Réunis à Bruxelles, le 17 décembre 2004, vingt-cinq chefs d'États ou
de gouvernements européens se sont prononcés en faveur de l'ouverture
des négociations avec la Turquie, en vue de son adhésion à l'Union
européenne. Depuis lors, cette question est au coeur de tous les débats
sur l'avenir du Vieux Continent et sur les nouvelles institutions en gestation.

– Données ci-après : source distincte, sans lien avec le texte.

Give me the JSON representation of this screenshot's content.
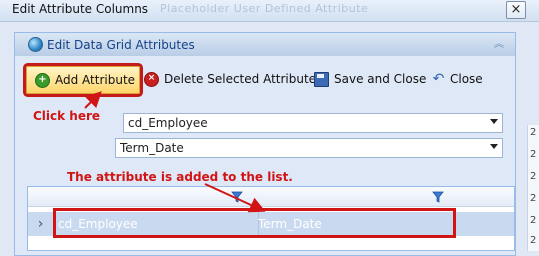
{
  "window": {
    "title": "Edit Attribute Columns",
    "background_tabs": "Placeholder   User Defined Attribute",
    "close_glyph": "×"
  },
  "dialog": {
    "title": "Edit Data Grid Attributes",
    "title_icon": "globe-icon"
  },
  "toolbar": {
    "add_label": "Add Attribute",
    "delete_label": "Delete Selected Attribute",
    "save_label": "Save and Close",
    "close_label": "Close"
  },
  "annotations": {
    "click_here": "Click here",
    "added_note": "The attribute is added to the list."
  },
  "fields": {
    "attribute_field": "cd_Employee",
    "attribute_value": "Term_Date"
  },
  "grid": {
    "rows": [
      {
        "indicator": "›",
        "field": "cd_Employee",
        "value": "Term_Date"
      }
    ]
  },
  "edge_digits": [
    "2",
    "2",
    "2",
    "2",
    "2",
    "2"
  ],
  "colors": {
    "annotation": "#d11414",
    "accent": "#15428b",
    "selected_row": "#c9d9ef"
  }
}
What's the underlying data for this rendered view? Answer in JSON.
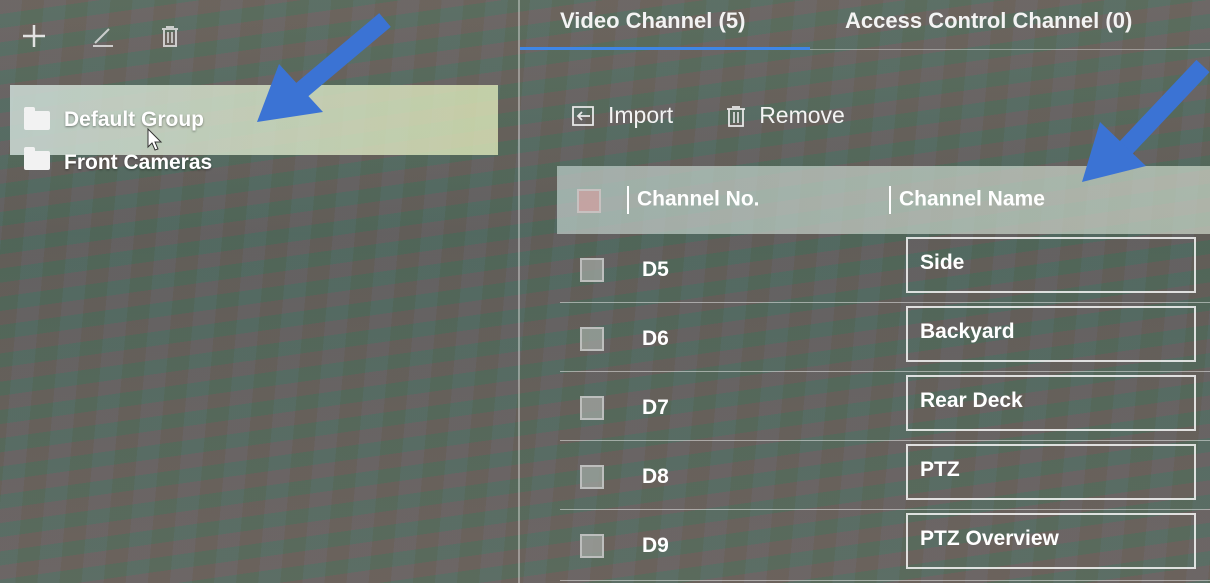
{
  "left_panel": {
    "groups": [
      {
        "label": "Default Group"
      },
      {
        "label": "Front Cameras"
      }
    ]
  },
  "tabs": [
    {
      "label": "Video Channel (5)"
    },
    {
      "label": "Access Control Channel (0)"
    }
  ],
  "actions": {
    "import_label": "Import",
    "remove_label": "Remove"
  },
  "table": {
    "headers": {
      "channel_no": "Channel No.",
      "channel_name": "Channel Name"
    },
    "rows": [
      {
        "no": "D5",
        "name": "Side"
      },
      {
        "no": "D6",
        "name": "Backyard"
      },
      {
        "no": "D7",
        "name": "Rear Deck"
      },
      {
        "no": "D8",
        "name": "PTZ"
      },
      {
        "no": "D9",
        "name": "PTZ Overview"
      }
    ]
  },
  "colors": {
    "accent": "#3f86e6",
    "annotation_arrow": "#3b73d4"
  },
  "icons": [
    "plus-icon",
    "edit-icon",
    "trash-icon",
    "folder-icon",
    "import-icon",
    "cursor-icon",
    "arrow-annotation-icon"
  ]
}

Parmi les partisans de l'adhésion turque, certains croient bon de rappeler
son «passé européen», tout en se gardant bien de préciser ce que
recouvre cette réalité. Or, si la Turquie fut bien en Europe, c'est en tant
que puissance étrangère et coloniale et non comme pays européen. La
nuance est capitale ! Historiquement, c'est d'ailleurs parmi les peuples
grecs et slaves de l'Empire ottoman que le mouvement universel de la
décolonisation a commencé au XIXe siècle. En offrant aujourd'hui à la
Turquie les moyens légaux de reconquérir des positions jadis perdues
et même de les étendre, les dirigeants européens se situent en décalage
avec leurs opinions publiques qui se souviennent que leur identité s'est
forgée, en grande partie, dans la résistance aux ambitions islamo-turques.

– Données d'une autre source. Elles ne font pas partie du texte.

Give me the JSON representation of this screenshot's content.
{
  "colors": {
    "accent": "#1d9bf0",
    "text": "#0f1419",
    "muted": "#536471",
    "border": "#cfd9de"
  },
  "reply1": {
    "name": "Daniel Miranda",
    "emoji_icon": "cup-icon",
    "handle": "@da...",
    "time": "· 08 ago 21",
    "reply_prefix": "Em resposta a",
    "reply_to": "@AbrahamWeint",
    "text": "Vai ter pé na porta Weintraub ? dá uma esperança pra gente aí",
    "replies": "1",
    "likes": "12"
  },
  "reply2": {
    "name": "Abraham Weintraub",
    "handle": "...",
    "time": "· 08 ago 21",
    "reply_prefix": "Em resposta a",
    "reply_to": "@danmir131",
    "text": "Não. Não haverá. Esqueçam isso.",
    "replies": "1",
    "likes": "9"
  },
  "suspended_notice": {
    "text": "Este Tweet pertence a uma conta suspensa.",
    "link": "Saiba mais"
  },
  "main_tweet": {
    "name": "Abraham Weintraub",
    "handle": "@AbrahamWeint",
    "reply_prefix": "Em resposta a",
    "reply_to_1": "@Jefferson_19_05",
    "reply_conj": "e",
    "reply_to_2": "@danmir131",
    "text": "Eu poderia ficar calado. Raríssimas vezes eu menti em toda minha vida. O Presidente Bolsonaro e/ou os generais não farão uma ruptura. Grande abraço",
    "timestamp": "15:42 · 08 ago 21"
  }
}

Au-delà des critères «idéologiques» de Copenhague, le présent essai
examine les critères «réels», c'est-à-dire géographiques, historiques,
culturels et religieux, qui permettent d'affirmer que la Turquie n'est
pas européenne et que son avenir ne peut donc pas être en Europe. Sa
véritable vocation est asiatique : elle regarde les nations turcophones qui
s'étendent à l'Est jusqu'en Chine.
En définitive, la question turque soulève un problème crucial : celui de
l'identité de l'Europe à construire.
«La Turquie, «homme malade de l'Europe»... Annie
Laurent retourne la formule et montre comment la question
turque est un symptôme qui nous apprend bien des
choses sur l'Europe. Et, déjà, que celle-ci est malade.»